Le village d'Ailhon |
La paroisse d’Ailhon était autrefois importante car, jusqu’au milieu du xixe siècle, elle comprenait également les territoires des actuelles communes de Chazeaux, Fons et Lentillères ; le tout formait le mandement de Chazeaux. Elle apparaît dans les textes à la fin du xiiie siècle. En effet, à cette époque, des contestations s’étaient élevées entre l’évêque de Viviers, le chapitre cathédral et l’université des prêtres au sujet de leurs possessions respectives. La question fut réglée en 1289 par une sentence arbitrale de l’archevêque de Vienne, légat du pape, sentence par laquelle la paroisse d’Ailhon fut, avec d’autres, attribuée au corps du chapitre.
L’église est orientée et sa haute façade occidentale qui domine le village s’ouvre sur une vaste place ombragée où trôna jusqu’à la fin des années 1980 un « Sully », ormeau planté en 1593, comme dans chaque paroisse de France, pour commémorer la conversion d’Henri IV au catholicisme. Nous en verrons l’énorme tronc, de 5,50 mètres de circonférence, conservé au fond de l’église.
La façade se prolonge par un clocher mur composé d’une partie rectangulaire percée de quatre baies, surmontée elle-même d’un fronton triangulaire doté d’une seule ouverture. Deux fines corniches séparent ces différentes parties.
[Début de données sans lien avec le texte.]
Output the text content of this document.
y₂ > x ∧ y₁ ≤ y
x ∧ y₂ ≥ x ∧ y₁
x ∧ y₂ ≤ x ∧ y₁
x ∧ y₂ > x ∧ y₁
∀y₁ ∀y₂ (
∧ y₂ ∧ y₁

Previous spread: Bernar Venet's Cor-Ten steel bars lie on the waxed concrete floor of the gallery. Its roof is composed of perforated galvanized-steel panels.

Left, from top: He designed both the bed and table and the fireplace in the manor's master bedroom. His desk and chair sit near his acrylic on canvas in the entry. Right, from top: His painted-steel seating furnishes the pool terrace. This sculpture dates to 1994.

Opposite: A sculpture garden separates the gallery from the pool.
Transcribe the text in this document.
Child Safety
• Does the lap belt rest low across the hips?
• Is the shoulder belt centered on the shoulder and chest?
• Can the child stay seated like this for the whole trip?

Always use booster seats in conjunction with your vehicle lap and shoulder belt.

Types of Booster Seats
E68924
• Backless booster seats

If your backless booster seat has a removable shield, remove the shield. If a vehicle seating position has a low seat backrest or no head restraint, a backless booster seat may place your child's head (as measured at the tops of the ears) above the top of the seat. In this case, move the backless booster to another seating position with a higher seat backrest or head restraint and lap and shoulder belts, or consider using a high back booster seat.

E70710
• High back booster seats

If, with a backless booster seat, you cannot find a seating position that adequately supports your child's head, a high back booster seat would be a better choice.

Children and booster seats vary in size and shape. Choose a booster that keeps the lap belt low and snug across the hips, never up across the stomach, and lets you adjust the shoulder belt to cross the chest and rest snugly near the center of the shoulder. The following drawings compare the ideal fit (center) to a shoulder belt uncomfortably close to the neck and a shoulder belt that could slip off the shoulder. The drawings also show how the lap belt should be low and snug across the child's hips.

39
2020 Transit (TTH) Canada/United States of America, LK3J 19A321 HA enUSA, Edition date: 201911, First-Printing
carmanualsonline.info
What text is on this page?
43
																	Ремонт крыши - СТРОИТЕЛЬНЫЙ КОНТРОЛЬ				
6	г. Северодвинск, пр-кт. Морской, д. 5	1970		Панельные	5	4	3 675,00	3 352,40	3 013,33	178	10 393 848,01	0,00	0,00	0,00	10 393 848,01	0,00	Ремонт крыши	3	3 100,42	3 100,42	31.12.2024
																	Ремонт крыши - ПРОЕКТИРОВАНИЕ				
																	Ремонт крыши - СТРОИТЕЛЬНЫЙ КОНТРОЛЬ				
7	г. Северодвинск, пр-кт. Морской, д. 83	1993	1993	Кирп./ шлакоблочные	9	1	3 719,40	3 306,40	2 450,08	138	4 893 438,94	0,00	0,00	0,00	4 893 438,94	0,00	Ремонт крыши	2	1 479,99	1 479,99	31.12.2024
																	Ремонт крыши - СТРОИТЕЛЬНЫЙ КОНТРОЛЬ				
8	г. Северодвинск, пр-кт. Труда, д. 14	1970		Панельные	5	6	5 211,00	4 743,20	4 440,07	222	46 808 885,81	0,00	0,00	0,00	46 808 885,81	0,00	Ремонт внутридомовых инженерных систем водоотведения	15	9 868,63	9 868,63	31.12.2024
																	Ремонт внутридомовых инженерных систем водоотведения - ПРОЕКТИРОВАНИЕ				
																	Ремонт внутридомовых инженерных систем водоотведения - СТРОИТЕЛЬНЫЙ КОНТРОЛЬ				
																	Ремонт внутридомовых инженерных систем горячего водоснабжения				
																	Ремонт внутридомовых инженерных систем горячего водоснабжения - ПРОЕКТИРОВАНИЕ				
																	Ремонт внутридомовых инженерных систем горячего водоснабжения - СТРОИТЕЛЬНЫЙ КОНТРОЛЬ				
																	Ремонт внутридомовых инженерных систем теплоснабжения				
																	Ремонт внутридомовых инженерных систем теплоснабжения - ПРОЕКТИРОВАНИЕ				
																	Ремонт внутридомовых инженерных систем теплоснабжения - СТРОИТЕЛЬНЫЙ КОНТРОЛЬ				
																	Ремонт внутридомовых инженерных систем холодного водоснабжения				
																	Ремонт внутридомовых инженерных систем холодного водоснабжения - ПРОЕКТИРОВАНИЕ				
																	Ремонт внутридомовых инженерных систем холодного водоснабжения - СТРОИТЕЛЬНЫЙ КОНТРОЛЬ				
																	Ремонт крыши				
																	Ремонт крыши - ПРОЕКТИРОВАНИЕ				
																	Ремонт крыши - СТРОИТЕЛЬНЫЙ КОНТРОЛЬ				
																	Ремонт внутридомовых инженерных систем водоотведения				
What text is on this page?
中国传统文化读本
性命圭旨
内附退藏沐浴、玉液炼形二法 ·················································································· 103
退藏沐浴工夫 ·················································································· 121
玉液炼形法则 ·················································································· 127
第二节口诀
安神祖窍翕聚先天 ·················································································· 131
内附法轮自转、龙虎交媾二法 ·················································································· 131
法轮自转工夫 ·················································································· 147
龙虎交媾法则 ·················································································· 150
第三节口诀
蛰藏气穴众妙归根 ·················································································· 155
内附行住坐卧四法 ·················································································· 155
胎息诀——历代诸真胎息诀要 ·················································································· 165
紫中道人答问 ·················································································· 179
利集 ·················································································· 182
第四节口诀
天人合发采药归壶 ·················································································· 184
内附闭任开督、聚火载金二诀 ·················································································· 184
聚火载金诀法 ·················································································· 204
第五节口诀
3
Une croix couronne l’ensemble.
Le portail très simple, en arc brisé, est
seulement orné de deux voussures de
section circulaire retombant sur des
colonnettes engagées couronnées de
chapiteaux dépourvus de toute décoration. La date de
1509 que l’on peut lire sur la façade laisse présumer
qu’elle correspond au moment où furent réalisés les
travaux d’agrandissement que nous allons évoquer dans
un instant et sans doute aussi la mise en place de ce
portail. Son style, en tous cas, correspond bien à cette époque.
Au-dessus du portail s’ouvre une étroite fenêtre qui, pour
sa part, est de forme typiquement romane.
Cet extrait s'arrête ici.